Nel 2023, l'Istat stima che le famiglie residenti in Italia abbiano percepito un reddito netto pari in media a 37.511 euro, circa 3.125 euro al mese. La crescita dei redditi familiari in termini nominali (+4,2% rispetto al 2022) non tiene però il passo con l'inflazione osservata nel corso del 2023 (+5,9% la variazione media annua dell'indice armonizzato dei prezzi al consumo, IPCA), determinando un calo dei redditi delle famiglie in termini reali (-1,6%) per il secondo anno consecutivo. La diminuzione dei redditi in termini reali è particolarmente intensa nel Nord-est (-4,6%) e nel Centro (-2,7%), a fronte di una lieve riduzione osservata nel Mezzogiorno (-0,6%) e di una debole crescita nel Nord-ovest (+0,6%).

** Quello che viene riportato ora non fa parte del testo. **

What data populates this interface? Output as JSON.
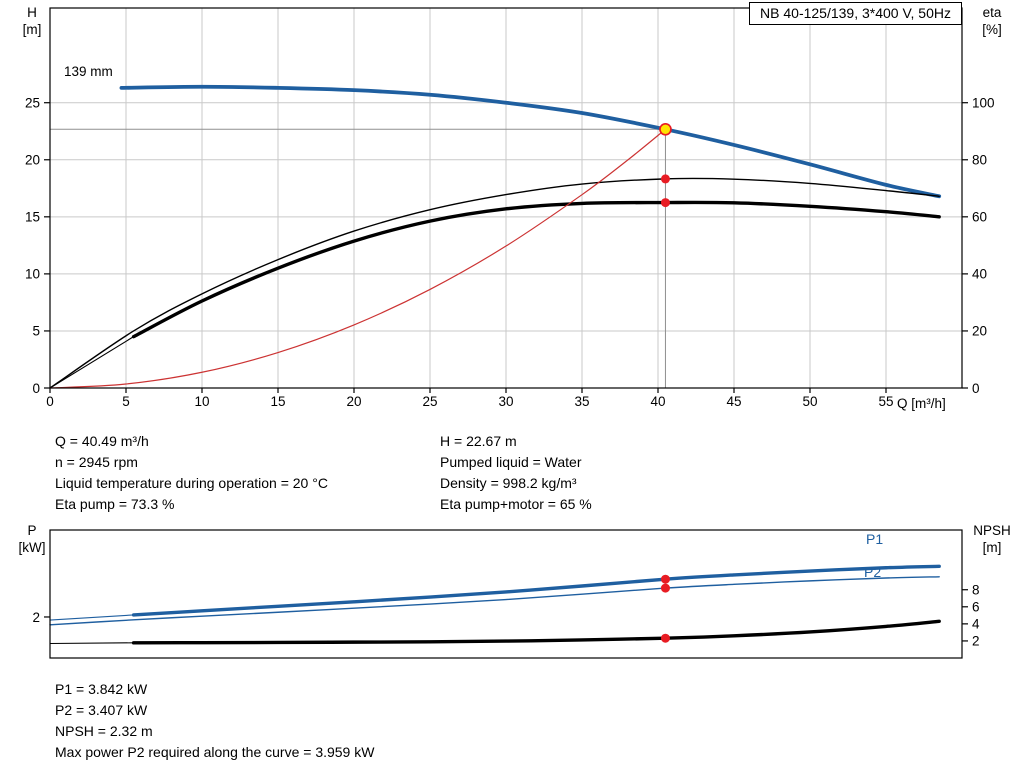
{
  "colors": {
    "curve_blue": "#1f5fa0",
    "curve_black": "#000000",
    "curve_red": "#cc3333",
    "marker_red": "#e81c23",
    "duty_fill": "#ffe400",
    "grid": "#c9c9c9",
    "crosshair": "#8f8f8f",
    "frame": "#000000",
    "text": "#000000"
  },
  "title_box": "NB 40-125/139, 3*400 V, 50Hz",
  "labels": {
    "top_left_axis": [
      "H",
      "[m]"
    ],
    "top_right_axis": [
      "eta",
      "[%]"
    ],
    "bottom_left_axis": [
      "P",
      "[kW]"
    ],
    "bottom_right_axis": [
      "NPSH",
      "[m]"
    ],
    "x_axis_unit": "Q [m³/h]",
    "impeller": "139 mm",
    "p1": "P1",
    "p2": "P2"
  },
  "info_top_left": [
    "Q = 40.49 m³/h",
    "n = 2945 rpm",
    "Liquid temperature during operation = 20 °C",
    "Eta pump = 73.3 %"
  ],
  "info_top_right": [
    "H = 22.67 m",
    "Pumped liquid = Water",
    "Density = 998.2 kg/m³",
    "Eta pump+motor = 65 %"
  ],
  "info_bottom": [
    "P1 = 3.842 kW",
    "P2 = 3.407 kW",
    "NPSH = 2.32 m",
    "Max power P2 required along the curve = 3.959 kW"
  ],
  "chart_data": [
    {
      "type": "line",
      "title": "NB 40-125/139, 3*400 V, 50Hz",
      "xlabel": "Q [m³/h]",
      "ylabel_left": "H [m]",
      "ylabel_right": "eta [%]",
      "xlim": [
        0,
        60
      ],
      "ylim_left": [
        0,
        33.3
      ],
      "ylim_right": [
        0,
        133.2
      ],
      "x_ticks": [
        0,
        5,
        10,
        15,
        20,
        25,
        30,
        35,
        40,
        45,
        50,
        55
      ],
      "y_ticks_left": [
        0,
        5,
        10,
        15,
        20,
        25
      ],
      "y_ticks_right": [
        0,
        20,
        40,
        60,
        80,
        100
      ],
      "grid": true,
      "x_tick_labels": true,
      "series": [
        {
          "name": "head-139mm",
          "axis": "left",
          "color": "blue",
          "width": 3.8,
          "x": [
            4.7,
            10,
            15,
            20,
            25,
            30,
            35,
            40.49,
            45,
            50,
            55,
            58.5
          ],
          "y": [
            26.3,
            26.4,
            26.3,
            26.1,
            25.7,
            25.0,
            24.1,
            22.67,
            21.3,
            19.6,
            17.8,
            16.8
          ]
        },
        {
          "name": "eta-pump",
          "axis": "right",
          "color": "black",
          "width": 1.4,
          "x": [
            0,
            5.5,
            10,
            15,
            20,
            25,
            30,
            35,
            40.49,
            45,
            50,
            55,
            58.5
          ],
          "y": [
            0,
            20,
            33,
            45,
            55,
            62.5,
            67.8,
            71.5,
            73.3,
            73.2,
            71.7,
            69.2,
            67.2
          ]
        },
        {
          "name": "eta-pump-motor",
          "axis": "right",
          "color": "black",
          "width": 3.4,
          "lead_end": 5.5,
          "x": [
            0,
            5.5,
            10,
            15,
            20,
            25,
            30,
            35,
            40.49,
            45,
            50,
            55,
            58.5
          ],
          "y": [
            0,
            18,
            30.5,
            42,
            51.5,
            58.5,
            62.8,
            64.7,
            65,
            64.9,
            63.7,
            61.8,
            60
          ]
        },
        {
          "name": "system-curve",
          "axis": "left",
          "color": "red",
          "width": 1.2,
          "x": [
            0,
            5,
            10,
            15,
            20,
            25,
            30,
            35,
            38,
            40.49
          ],
          "y": [
            0,
            0.35,
            1.38,
            3.11,
            5.53,
            8.64,
            12.44,
            16.94,
            19.97,
            22.67
          ]
        }
      ],
      "crosshair": {
        "q": 40.49,
        "value": 22.67
      },
      "markers": [
        {
          "name": "duty-point",
          "q": 40.49,
          "value": 22.67,
          "axis": "left",
          "style": "duty"
        },
        {
          "name": "eta-pump-point",
          "q": 40.49,
          "value": 73.3,
          "axis": "right",
          "style": "dot"
        },
        {
          "name": "eta-pump-motor-point",
          "q": 40.49,
          "value": 65,
          "axis": "right",
          "style": "dot"
        }
      ]
    },
    {
      "type": "line",
      "title": "",
      "xlabel": "",
      "ylabel_left": "P [kW]",
      "ylabel_right": "NPSH [m]",
      "xlim": [
        0,
        60
      ],
      "ylim_left": [
        0,
        6.24
      ],
      "ylim_right": [
        0,
        15
      ],
      "x_ticks": [],
      "y_ticks_left": [
        2
      ],
      "y_ticks_right": [
        2,
        4,
        6,
        8
      ],
      "grid": false,
      "x_tick_labels": false,
      "series": [
        {
          "name": "p1",
          "axis": "left",
          "color": "blue",
          "width": 3.4,
          "lead_end": 5.5,
          "x": [
            0,
            5.5,
            10,
            15,
            20,
            25,
            30,
            35,
            40.49,
            45,
            50,
            55,
            58.5
          ],
          "y": [
            1.85,
            2.1,
            2.3,
            2.52,
            2.74,
            2.97,
            3.22,
            3.51,
            3.842,
            4.05,
            4.24,
            4.4,
            4.47
          ]
        },
        {
          "name": "p2",
          "axis": "left",
          "color": "blue",
          "width": 1.4,
          "x": [
            0,
            5.5,
            10,
            15,
            20,
            25,
            30,
            35,
            40.49,
            45,
            50,
            55,
            58.5
          ],
          "y": [
            1.62,
            1.86,
            2.04,
            2.23,
            2.43,
            2.63,
            2.85,
            3.11,
            3.407,
            3.59,
            3.76,
            3.9,
            3.959
          ]
        },
        {
          "name": "npsh",
          "axis": "right",
          "color": "black",
          "width": 3.4,
          "lead_end": 5.5,
          "x": [
            0,
            5.5,
            10,
            15,
            20,
            25,
            30,
            35,
            40.49,
            45,
            50,
            55,
            58.5
          ],
          "y": [
            1.7,
            1.78,
            1.8,
            1.82,
            1.86,
            1.9,
            1.98,
            2.12,
            2.32,
            2.6,
            3.05,
            3.7,
            4.3
          ]
        }
      ],
      "markers": [
        {
          "name": "p1-point",
          "q": 40.49,
          "value": 3.842,
          "axis": "left",
          "style": "dot"
        },
        {
          "name": "p2-point",
          "q": 40.49,
          "value": 3.407,
          "axis": "left",
          "style": "dot"
        },
        {
          "name": "npsh-point",
          "q": 40.49,
          "value": 2.32,
          "axis": "right",
          "style": "dot"
        }
      ]
    }
  ]
}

La contrazione complessiva dei redditi familiari in termini reali rispetto al 2007 è pari, in media, a -8,7%(-13,2% nel Centro, -11,0% nel Mezzogiorno, -7,3% nel Nord-est e -4,4% nel Nord-ovest). Inoltre, la flessione dei redditi è stata particolarmente intensa per le famiglie la cui fonte di reddito principale è il lavoro autonomo (-17,5%) o dipendente (-11,0%), mentre per le famiglie il cui reddito è costituito principalmente da pensioni e trasferimenti pubblici si registra un incremento pari al 5,5%.

Poiché la distribuzione dei redditi è asimmetrica, la maggioranza delle famiglie ha percepito un reddito inferiore all'importo medio. Calcolando il valore mediano, ovvero il livello di reddito che divide il numero di famiglie in due parti uguali, si osserva che il 50% delle famiglie residenti in Italia ha un reddito nonsuperiore a 30.039 euro (2.503 euro al mese), con una crescita del 4% in termini nominali rispetto al 2022 (28.865 euro, 2.405 euro mensili).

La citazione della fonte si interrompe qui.